Kim Cattrall is making the jump to network TV.
After a one-season stint on CBS All Access’ horror series “Tell Me a Story,” the “Sex and the City” alum is being tapped to star in and produce a Southern-tinged family soap opera “Filthy Rich,” on Fox – TVLine reported Monday.
According to the outlet, Cattrall, 62, will play the “steel azalea” matriarch of the family the series is centered on – in which Cattrall’s character, Margaret assumes control over the “larger than life” Monroe family after her patriarch husband dies in a tragic plane crash.
After the unfathomable death, Margaret and their adult children soon discover their father has been hiding illegitimate kids who are also listed in his will. Things take a turn for the worst when Margaret tries to pay them to go away – however, the newly legitimized heirs have other plans and mobilize to become part of the family empire.
The report of Cattrall’s new role comes three months after “SATC” writer and executive producer Michael Patrick King revealed to the Hollywood Reporter’s Origins podcast that the ongoing and public feud between Cattrall and fellow co-star Sarah Jessica Parker dated back to the beginning of the show.
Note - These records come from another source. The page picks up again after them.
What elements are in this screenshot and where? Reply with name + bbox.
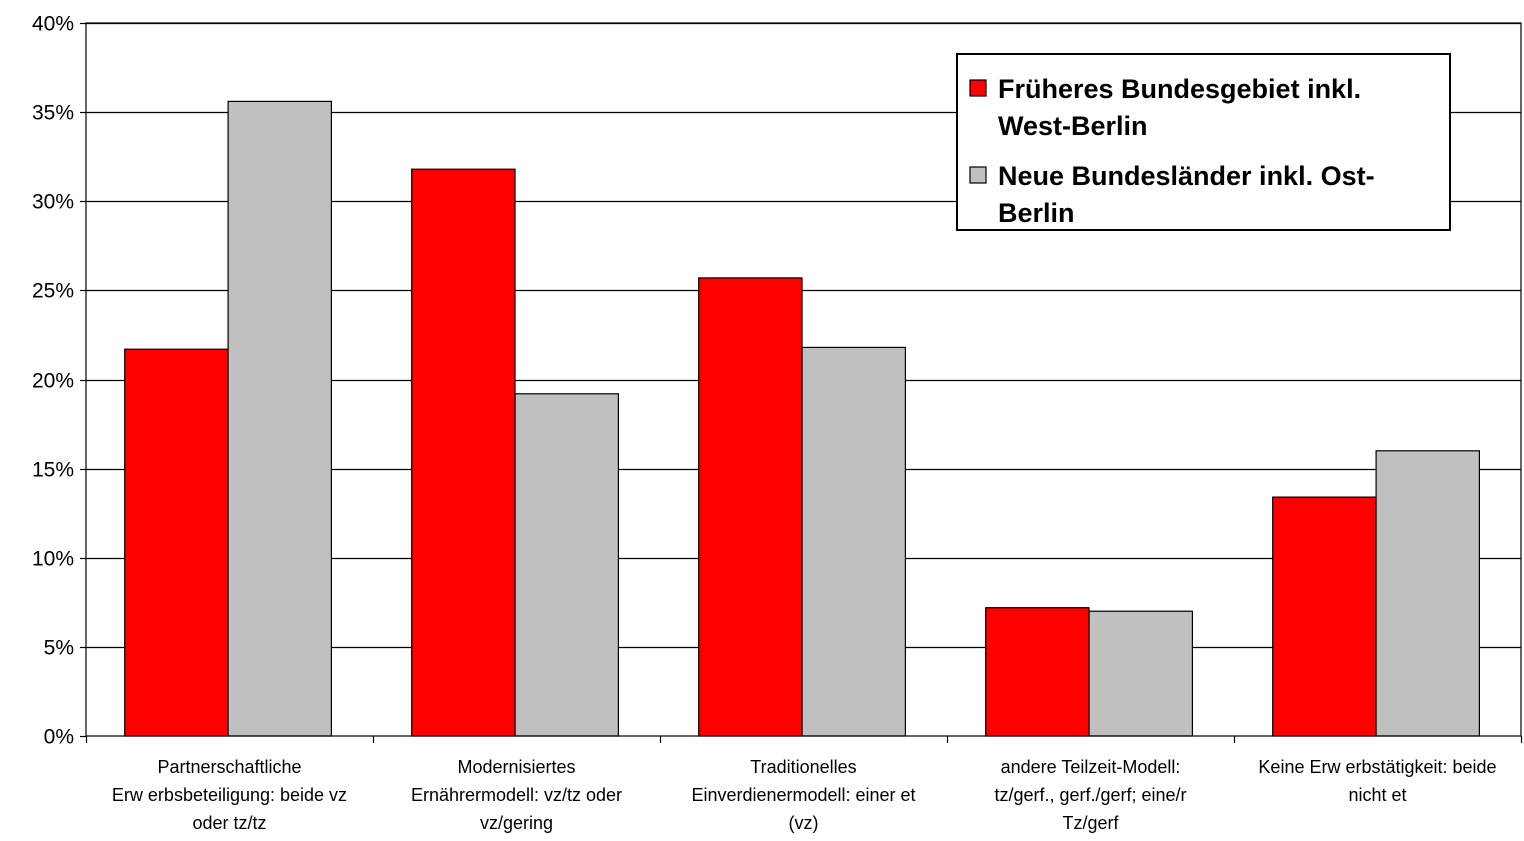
category-label: oder tz/tz <box>192 813 266 833</box>
y-tick-label: 30% <box>32 191 74 214</box>
plot-area-frame <box>85 22 1522 737</box>
legend-label: Neue Bundesländer inkl. Ost- <box>998 161 1375 191</box>
category-label: tz/gerf., gerf./gerf; eine/r <box>994 785 1186 805</box>
category-label: Erw erbsbeteiligung: beide vz <box>112 785 347 805</box>
category-label: Einverdienermodell: einer et <box>691 785 915 805</box>
bar-series2-category4 <box>1088 610 1193 737</box>
category-label: vz/gering <box>480 813 553 833</box>
bar-series1-category5 <box>1272 496 1377 737</box>
category-label: (vz) <box>789 813 819 833</box>
y-tick-labels: 0% 5% 10% 15% 20% 25% 30% 35% 40% <box>32 13 74 749</box>
category-label: Keine Erw erbstätigkeit: beide <box>1258 757 1496 777</box>
bar-series1-category4 <box>985 607 1090 737</box>
y-tick-label: 35% <box>32 102 74 125</box>
category-label: Partnerschaftliche <box>157 757 301 777</box>
legend-box <box>956 53 1451 231</box>
legend: Früheres Bundesgebiet inkl. West-Berlin Ne… <box>956 53 1451 231</box>
bar-series2-category3 <box>801 346 906 737</box>
bar-series2-category2 <box>514 393 619 737</box>
y-tick-label: 5% <box>44 637 74 660</box>
bar-series2-category5 <box>1375 450 1480 737</box>
y-tick-label: 40% <box>32 13 74 36</box>
category-label: andere Teilzeit-Modell: <box>1001 757 1181 777</box>
y-tick-label: 25% <box>32 280 74 303</box>
y-tick-label: 0% <box>44 726 74 749</box>
legend-label: West-Berlin <box>998 111 1148 141</box>
y-tick-label: 20% <box>32 370 74 393</box>
category-labels: Partnerschaftliche Erw erbsbeteiligung: b… <box>112 757 1497 833</box>
category-label: Ernährermodell: vz/tz oder <box>411 785 622 805</box>
category-label: Tz/gerf <box>1062 813 1119 833</box>
bar-series1-category3 <box>698 277 803 737</box>
category-label: Modernisiertes <box>457 757 575 777</box>
y-tick-label: 10% <box>32 548 74 571</box>
category-label: nicht et <box>1348 785 1406 805</box>
axes <box>80 22 1523 743</box>
y-tick-label: 15% <box>32 459 74 482</box>
legend-label: Berlin <box>998 198 1075 228</box>
legend-swatch-series1 <box>969 79 987 97</box>
legend-swatch-series2 <box>969 166 987 184</box>
legend-label: Früheres Bundesgebiet inkl. <box>998 74 1361 104</box>
bar-series1-category1 <box>124 348 229 737</box>
category-label: Traditionelles <box>750 757 856 777</box>
bar-series1-category2 <box>411 168 516 737</box>
bar-series2-category1 <box>227 100 333 737</box>
bars <box>124 100 1480 737</box>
King explained that since Bradshaw was the biggest name when the first season aired, she took home the biggest paycheck.
“The show doesn’t exist if Sarah Jessica wasn’t the blonde star of the show, that’s number one. Kim was not at the height of her career, Kristin was under her in terms of notability, Cynthia was a theater actor — and their contracts reflected that status,” he said. “As the show progressed, the characters, everybody grew, it became a family. Kristin, Cynthia and Sarah Jessica became one group, and Kim never joined mentally.
King continued: “Kim fought and said, ‘I’m everyone’s favorite.’ … (Parker’s) name was contractually, legally, righteously, the only name on the poster due to the fact that she was a movie star in 1998 when the series started and she did a leap to do a show about sex on (HBO), the channel that did the fights, and it doesn’t matter how popular you are.
“I guess for Kim it didn’t matter how much the raise became if there was never parity, but there was never going to be parity.”
At the time, King also slammed Cattrall for fabricating a “revisionist history” about her time working on the show, telling the magazine’s podcast that she made up her side of the story.
“People do things, they make stuff up based on what they want to tell themselves,” he said. “All I know is that show was spectacular for everyone involved. It was a spectacular success and you have to work very hard to make that 'Sex and the City' story be something that was not good for you, and for some reason, Kim thinks something happened to her on that show that was not good for her.”